Broadly speaking, Čanić works on applied analysis of partial differential equations, numerical analysis, and computational modeling of partial differential equations, particularly as they apply to physical and physiological phenomena. During her PhD studies, Čanić developed mathematical methods for nonlinear hyperbolic conservation laws and the theory of shock waves. Her published works and conference presentations earned her a Fields Institute Fellow position in 1992 and a postdoctoral position at the University of Houston, where she worked on multi-dimensional theory of hyperbolic conservation laws. After completing her postdoctoral position, Čanić moved to Iowa State University, where she received an Associate Professor position with tenure, and then to the University of Houston, where she became H. Roy and L. C. Cullen Distinguished Professor and the Director of the Center for Mathematical Biosciences. During her tenure in Houston, Čanić initiated several collaborations with medical professionals at the Texas Medical Center in Houston.
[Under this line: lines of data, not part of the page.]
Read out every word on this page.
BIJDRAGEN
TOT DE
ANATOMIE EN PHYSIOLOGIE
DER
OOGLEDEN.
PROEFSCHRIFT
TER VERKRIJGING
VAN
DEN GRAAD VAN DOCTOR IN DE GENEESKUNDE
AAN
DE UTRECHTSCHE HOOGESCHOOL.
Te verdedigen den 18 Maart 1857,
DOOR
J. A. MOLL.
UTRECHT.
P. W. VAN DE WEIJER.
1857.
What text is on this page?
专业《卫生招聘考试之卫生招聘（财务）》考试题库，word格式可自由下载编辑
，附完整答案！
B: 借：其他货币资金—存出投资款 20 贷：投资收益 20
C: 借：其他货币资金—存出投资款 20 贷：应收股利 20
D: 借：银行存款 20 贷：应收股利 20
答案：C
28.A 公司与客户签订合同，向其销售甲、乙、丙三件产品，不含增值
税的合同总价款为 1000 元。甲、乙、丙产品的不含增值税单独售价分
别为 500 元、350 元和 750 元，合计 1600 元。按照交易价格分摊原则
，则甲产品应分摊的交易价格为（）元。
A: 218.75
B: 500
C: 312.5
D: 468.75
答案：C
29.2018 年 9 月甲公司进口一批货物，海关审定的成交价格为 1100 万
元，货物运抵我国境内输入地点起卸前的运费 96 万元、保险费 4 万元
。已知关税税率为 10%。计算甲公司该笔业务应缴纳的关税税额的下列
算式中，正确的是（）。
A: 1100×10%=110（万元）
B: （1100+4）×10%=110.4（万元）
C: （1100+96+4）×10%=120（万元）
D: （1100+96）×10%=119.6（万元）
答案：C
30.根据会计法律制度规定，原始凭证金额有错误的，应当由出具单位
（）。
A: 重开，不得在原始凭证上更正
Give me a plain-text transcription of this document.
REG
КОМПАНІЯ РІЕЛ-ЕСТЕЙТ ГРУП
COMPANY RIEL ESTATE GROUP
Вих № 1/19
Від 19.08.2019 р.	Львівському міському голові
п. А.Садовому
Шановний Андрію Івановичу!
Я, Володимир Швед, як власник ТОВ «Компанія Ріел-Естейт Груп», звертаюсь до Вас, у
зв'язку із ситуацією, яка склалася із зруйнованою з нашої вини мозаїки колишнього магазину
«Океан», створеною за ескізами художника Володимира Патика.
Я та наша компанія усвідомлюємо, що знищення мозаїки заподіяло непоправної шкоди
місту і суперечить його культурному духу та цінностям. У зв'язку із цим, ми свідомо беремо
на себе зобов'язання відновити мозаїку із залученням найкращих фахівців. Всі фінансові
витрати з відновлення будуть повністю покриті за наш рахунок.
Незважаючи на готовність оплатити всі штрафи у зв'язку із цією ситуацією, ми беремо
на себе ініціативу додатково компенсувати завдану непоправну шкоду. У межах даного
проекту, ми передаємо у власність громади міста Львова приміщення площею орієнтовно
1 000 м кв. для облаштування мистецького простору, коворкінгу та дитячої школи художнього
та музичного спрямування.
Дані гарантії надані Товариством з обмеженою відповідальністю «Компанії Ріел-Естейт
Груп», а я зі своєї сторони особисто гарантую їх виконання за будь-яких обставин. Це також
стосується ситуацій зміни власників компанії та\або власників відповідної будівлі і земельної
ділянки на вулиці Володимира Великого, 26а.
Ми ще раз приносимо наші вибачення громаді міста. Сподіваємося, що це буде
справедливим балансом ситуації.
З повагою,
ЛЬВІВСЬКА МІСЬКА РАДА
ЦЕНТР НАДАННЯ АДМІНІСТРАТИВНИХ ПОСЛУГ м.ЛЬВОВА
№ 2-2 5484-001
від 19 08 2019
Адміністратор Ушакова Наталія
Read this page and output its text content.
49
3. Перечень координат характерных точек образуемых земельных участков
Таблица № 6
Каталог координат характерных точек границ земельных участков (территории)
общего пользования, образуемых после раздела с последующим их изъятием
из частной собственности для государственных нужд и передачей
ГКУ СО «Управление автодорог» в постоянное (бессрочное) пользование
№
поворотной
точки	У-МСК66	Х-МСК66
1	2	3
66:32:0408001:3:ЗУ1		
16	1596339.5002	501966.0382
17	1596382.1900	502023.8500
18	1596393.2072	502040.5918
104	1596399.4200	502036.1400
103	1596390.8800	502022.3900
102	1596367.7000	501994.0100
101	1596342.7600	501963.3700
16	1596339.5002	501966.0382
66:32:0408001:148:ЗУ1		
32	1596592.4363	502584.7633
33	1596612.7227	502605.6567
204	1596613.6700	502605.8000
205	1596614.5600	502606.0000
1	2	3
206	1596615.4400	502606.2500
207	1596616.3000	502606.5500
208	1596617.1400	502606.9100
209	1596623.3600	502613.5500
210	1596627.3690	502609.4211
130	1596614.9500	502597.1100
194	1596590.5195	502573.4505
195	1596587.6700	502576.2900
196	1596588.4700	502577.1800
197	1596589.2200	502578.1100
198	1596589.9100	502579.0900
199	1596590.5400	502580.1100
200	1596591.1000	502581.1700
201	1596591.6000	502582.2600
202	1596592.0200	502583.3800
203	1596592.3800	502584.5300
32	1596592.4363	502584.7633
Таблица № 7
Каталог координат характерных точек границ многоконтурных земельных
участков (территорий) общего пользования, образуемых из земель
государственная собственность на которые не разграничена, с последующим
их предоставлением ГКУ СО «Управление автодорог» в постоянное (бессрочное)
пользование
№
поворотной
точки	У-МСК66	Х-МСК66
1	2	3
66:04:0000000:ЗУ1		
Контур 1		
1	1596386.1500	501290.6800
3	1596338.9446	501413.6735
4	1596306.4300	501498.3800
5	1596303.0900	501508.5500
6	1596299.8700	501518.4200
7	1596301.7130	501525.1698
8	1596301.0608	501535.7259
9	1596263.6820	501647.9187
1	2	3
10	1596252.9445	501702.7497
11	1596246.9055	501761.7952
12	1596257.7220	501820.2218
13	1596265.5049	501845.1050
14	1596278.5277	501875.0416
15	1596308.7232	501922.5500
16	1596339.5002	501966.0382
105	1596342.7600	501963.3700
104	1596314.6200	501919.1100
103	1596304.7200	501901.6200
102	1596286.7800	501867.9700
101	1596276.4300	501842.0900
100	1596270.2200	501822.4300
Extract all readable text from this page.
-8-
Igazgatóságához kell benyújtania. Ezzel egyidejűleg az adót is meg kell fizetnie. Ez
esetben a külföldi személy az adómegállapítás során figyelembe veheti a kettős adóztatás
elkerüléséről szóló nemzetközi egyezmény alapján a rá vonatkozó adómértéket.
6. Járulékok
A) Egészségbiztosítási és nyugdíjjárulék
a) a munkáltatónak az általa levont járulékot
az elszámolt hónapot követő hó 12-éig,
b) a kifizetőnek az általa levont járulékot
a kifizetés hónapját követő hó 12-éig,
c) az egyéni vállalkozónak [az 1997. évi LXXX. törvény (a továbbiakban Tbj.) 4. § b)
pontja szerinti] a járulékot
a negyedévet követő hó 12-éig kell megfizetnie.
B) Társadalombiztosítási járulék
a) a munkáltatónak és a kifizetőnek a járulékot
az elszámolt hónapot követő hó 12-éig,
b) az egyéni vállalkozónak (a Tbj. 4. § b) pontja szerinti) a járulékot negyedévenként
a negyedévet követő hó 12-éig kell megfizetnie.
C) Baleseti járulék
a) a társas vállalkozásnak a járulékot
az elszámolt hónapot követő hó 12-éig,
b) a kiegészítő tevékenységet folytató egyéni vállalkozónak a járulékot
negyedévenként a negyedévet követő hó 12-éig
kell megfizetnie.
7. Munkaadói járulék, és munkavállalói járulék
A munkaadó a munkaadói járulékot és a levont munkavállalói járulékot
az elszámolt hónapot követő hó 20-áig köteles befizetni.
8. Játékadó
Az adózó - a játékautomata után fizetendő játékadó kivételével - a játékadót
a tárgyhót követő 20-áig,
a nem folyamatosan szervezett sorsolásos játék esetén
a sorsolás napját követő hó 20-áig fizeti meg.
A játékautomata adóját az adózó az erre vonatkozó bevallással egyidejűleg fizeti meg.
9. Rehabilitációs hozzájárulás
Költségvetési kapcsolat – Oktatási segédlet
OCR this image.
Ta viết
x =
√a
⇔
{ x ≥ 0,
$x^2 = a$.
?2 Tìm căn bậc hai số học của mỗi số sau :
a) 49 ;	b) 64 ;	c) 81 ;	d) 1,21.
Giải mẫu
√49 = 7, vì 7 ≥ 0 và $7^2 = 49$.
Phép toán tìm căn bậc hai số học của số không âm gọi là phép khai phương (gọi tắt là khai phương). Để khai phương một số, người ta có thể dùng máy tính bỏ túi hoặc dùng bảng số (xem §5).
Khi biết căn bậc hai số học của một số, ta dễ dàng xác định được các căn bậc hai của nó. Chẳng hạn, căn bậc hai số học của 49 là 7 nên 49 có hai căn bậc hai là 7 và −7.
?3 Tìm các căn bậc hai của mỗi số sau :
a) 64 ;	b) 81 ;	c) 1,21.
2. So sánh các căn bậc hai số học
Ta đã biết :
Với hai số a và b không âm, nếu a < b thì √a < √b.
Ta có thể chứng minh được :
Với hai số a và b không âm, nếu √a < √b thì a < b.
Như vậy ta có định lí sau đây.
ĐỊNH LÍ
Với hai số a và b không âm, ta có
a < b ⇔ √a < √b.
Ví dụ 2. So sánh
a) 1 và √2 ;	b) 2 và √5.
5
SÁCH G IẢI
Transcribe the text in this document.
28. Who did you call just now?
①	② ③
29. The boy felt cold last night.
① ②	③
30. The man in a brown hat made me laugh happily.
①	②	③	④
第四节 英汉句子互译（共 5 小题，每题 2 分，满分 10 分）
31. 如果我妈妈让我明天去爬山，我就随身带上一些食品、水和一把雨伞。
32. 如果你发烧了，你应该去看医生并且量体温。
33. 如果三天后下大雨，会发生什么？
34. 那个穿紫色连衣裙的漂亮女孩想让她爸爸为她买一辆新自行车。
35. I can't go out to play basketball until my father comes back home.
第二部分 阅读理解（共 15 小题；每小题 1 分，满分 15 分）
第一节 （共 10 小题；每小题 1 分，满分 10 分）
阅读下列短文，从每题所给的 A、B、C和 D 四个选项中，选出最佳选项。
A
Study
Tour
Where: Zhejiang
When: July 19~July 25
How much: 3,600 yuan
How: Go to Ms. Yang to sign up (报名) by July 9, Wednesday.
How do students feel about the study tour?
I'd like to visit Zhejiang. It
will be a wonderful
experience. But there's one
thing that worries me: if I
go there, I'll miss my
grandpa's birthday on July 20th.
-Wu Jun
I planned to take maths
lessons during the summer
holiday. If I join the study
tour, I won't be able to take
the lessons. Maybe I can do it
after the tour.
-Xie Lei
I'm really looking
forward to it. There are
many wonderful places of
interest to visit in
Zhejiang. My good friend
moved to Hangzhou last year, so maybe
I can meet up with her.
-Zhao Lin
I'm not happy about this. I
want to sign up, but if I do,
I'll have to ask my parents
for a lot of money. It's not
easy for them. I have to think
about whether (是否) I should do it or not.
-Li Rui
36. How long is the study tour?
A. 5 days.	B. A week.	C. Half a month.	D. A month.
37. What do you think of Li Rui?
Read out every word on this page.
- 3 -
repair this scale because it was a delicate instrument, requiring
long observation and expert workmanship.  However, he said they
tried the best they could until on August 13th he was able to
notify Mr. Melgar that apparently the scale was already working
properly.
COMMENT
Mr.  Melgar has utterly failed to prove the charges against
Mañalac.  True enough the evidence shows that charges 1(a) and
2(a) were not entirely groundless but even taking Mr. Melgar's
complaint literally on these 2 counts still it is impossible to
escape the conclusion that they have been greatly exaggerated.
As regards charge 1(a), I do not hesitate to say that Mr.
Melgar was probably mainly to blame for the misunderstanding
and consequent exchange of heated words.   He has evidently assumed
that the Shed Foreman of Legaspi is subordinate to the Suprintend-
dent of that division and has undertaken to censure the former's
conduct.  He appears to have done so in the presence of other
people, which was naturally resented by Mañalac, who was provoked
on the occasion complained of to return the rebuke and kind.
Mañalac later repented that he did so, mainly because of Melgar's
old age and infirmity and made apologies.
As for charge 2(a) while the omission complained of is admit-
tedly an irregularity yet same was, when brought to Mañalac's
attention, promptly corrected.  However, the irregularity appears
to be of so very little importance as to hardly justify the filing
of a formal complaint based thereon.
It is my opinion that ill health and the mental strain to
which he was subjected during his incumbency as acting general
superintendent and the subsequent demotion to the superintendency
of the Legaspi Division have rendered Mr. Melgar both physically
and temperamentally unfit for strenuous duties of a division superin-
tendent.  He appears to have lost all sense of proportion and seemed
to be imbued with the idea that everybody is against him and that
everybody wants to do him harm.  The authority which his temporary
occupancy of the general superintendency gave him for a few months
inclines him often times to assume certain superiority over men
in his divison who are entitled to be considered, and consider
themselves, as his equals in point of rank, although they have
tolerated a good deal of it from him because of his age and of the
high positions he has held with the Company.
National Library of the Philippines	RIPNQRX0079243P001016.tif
Čanić is best known for her development of the constructive mathematical theory for fluid-structure interaction problems involving incompressible flows interacting with elastic and poroelastic structures. Her work in this area was applied to the analysis of various vascular devices, including vascular stents, for which she was invited to give a Congressional Briefing on Capitol Hill in Washington DC, and a Distinguished MPS Lecture at the US National Science Foundation. Čanić received several awards for this body of work, including a US Congressional Recognition for Top Women in Technology and the Esther Farfel Award – the highest honor accorded to a University of Houston faculty member.

In 2018, Čanić moved to the Department of Mathematics at the University of California, Berkeley. There, together with her PhD students and postdocs, she initiated the mathematical field of stochastic fluid-structure interaction involving incompressible, viscous fluids, publishing pioneering works in this area. She also initiated a collaboration with the UC San Francisco Biodesign Laboratory to work on the mathematical and computational aspects of bioartificial organ design, specifically on the bioartificial pancreas design. In 2024, Čanić was awarded the AWM-SIAM Sonia Kovalevsky Lecture Prize for her “profound contributions across a wide spectrum of mathematics.” She is a Fellow of the Society for Industrial and Applied Mathematics and a Fellow of the American Mathematical Society.